Agriculture Reference
In-Depth Information
The foregoing crops are usually harvested no later than the
middle of July. Crops that can be planted in mid-July for a
late summer or fall harvest include bush beans, lettuce,
spinach, carrots, turnips, beets, parsnips, and anything in the
cabbage family.
Timed Planting
Timed planting means spreading out harvests by staggering
the planting dates for a particular crop across a few weeks
rather than planting it all at once. The result is a steady supply
of a particular crop for market or a continual harvest that can
be frozen, eaten, or canned in small sessions.
The easiest way to do this is to take the total number of plants
intended for a given crop and divide it by three. Sow the first
third on the first sowing date for that crop, the second third a
week later, and the final third two weeks later. This will give
the same total harvest as planting the whole crop at once but
will spread out the harvest over a two-week period.

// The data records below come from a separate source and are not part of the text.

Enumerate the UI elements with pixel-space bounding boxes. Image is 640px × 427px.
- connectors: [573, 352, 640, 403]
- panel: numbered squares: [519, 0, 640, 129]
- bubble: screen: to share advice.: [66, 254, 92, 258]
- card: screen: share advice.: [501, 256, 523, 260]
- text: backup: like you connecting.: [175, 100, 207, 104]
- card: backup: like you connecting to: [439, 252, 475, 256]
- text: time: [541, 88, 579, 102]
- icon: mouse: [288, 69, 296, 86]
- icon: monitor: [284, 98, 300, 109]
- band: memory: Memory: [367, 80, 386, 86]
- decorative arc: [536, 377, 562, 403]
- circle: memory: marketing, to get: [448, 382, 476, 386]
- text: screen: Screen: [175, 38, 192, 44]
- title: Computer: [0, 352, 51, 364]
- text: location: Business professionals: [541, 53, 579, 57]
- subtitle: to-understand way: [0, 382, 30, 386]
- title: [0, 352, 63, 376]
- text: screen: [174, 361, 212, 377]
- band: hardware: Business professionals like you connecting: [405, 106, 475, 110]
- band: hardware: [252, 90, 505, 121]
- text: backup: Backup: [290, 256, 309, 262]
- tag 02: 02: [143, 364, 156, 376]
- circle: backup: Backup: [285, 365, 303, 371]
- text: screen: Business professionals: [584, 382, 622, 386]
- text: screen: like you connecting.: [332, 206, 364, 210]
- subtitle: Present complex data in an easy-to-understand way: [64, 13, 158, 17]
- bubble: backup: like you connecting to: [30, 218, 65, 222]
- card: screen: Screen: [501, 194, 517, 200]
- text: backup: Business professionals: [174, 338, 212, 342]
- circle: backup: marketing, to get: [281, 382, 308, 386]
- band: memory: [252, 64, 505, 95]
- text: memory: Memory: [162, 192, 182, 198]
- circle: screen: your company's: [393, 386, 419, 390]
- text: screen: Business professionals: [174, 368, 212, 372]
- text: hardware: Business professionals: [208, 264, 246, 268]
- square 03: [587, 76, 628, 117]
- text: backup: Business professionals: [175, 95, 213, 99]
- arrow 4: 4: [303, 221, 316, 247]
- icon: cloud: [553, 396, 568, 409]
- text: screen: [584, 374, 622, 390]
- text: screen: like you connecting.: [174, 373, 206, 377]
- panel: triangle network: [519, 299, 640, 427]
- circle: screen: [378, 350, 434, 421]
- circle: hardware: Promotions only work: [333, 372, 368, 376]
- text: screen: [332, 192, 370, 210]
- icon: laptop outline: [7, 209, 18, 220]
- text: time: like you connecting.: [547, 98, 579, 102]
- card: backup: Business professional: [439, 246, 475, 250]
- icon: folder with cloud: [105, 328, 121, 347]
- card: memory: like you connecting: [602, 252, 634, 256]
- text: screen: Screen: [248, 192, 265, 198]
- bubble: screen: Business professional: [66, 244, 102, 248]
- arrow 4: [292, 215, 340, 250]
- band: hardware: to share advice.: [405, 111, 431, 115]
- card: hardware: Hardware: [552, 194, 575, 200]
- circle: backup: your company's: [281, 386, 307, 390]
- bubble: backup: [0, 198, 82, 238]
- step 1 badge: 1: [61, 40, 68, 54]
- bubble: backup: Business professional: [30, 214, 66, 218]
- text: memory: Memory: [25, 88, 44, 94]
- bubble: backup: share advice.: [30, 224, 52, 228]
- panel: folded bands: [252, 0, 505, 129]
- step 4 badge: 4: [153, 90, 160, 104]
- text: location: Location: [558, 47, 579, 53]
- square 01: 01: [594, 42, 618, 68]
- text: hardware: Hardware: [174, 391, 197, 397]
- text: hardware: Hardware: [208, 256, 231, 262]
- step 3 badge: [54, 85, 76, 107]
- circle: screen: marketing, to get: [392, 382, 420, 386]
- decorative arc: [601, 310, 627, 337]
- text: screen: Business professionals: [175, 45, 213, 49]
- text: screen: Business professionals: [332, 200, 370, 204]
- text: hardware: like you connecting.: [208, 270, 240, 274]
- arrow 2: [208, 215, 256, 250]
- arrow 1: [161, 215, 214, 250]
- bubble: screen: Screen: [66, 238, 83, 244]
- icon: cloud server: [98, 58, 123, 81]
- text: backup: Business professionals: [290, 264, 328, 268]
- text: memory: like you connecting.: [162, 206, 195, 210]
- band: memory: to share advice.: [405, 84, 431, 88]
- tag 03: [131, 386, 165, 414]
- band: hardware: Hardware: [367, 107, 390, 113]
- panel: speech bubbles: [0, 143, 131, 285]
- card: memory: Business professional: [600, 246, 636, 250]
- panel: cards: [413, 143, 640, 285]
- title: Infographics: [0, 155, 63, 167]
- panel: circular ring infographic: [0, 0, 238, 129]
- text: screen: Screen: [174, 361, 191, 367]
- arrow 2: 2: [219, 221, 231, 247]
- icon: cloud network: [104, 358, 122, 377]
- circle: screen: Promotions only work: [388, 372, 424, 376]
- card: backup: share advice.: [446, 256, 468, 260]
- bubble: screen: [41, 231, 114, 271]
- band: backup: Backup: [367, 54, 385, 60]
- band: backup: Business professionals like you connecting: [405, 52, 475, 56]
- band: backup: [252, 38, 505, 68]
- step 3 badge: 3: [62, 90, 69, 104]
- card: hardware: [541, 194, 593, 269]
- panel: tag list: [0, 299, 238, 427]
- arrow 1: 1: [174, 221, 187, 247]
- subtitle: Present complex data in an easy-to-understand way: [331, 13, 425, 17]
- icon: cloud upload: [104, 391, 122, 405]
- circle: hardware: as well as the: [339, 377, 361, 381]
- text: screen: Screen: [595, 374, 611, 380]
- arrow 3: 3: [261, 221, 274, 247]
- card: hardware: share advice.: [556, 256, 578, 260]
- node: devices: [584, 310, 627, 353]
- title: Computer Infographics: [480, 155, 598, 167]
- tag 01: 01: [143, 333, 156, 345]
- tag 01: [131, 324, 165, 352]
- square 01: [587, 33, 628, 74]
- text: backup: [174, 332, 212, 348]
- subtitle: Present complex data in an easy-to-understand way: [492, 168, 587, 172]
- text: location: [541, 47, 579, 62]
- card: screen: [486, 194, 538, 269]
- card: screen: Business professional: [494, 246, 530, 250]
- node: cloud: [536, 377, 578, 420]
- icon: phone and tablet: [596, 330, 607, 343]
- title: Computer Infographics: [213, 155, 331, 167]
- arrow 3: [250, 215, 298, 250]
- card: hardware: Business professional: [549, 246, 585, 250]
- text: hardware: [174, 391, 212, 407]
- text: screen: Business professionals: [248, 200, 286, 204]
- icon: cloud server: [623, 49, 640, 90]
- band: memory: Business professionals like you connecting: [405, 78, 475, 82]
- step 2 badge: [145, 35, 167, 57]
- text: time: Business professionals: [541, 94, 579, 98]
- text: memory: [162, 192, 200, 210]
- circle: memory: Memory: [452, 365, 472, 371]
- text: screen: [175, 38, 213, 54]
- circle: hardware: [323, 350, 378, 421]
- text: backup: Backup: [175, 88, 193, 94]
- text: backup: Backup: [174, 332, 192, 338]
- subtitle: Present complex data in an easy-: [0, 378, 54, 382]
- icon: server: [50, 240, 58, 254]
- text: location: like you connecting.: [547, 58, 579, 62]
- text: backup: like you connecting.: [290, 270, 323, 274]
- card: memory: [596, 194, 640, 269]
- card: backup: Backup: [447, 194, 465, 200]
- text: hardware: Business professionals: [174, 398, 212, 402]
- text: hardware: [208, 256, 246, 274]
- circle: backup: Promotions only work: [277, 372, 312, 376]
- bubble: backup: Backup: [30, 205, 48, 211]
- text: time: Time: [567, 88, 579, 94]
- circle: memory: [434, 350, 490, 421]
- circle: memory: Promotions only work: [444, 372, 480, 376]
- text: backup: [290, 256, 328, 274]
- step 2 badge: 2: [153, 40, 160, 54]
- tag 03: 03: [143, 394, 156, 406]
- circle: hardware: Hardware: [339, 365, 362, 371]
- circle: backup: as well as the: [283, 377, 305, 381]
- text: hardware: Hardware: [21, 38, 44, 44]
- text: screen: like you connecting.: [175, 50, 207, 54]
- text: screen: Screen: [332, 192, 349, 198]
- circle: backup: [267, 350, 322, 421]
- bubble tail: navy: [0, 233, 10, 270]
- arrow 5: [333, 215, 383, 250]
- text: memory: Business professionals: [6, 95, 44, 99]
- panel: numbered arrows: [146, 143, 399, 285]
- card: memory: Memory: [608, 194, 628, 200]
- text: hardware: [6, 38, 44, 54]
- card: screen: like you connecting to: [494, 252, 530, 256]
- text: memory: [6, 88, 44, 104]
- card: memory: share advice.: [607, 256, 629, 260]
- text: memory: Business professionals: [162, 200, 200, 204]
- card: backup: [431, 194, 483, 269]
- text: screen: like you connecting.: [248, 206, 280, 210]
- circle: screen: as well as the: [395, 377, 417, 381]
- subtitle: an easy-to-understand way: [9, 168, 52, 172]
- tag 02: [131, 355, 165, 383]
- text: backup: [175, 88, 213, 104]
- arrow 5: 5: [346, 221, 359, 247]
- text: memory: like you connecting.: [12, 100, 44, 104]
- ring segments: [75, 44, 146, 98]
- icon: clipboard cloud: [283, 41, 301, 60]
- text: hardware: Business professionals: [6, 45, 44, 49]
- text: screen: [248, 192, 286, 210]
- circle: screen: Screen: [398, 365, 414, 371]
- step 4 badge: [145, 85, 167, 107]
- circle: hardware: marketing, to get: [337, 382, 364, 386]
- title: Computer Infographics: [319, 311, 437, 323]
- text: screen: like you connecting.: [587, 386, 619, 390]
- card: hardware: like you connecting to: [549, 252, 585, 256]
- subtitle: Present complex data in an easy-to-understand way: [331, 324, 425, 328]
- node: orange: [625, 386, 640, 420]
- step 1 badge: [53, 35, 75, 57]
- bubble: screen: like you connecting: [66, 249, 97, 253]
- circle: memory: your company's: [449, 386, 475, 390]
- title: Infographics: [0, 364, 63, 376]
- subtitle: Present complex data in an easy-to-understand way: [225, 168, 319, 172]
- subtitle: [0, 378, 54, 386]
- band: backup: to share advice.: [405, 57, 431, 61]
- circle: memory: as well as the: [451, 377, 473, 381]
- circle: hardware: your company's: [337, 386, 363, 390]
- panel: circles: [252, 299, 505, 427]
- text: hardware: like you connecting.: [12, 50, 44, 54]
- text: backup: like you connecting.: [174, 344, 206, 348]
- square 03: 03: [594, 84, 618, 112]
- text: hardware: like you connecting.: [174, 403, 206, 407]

The next aspect of timed planting is replanting. Take carrots,
for example; if carrots were planted in four sessions, each two
weeks apart, when the first planting is harvested, that area can
be replanted with more carrots so the space never sits idle. By
the time the final crop of carrots is ready for harvest, you are
only two weeks away from yet another first harvest.
Succession planting and timed planting both provide a little
insurance so if serious weather hits early or late, there's still a
harvest. All that you need to know to successfully use
succession and/or timed planting is the days to maturity for
the crop under consideration and its frost hardiness.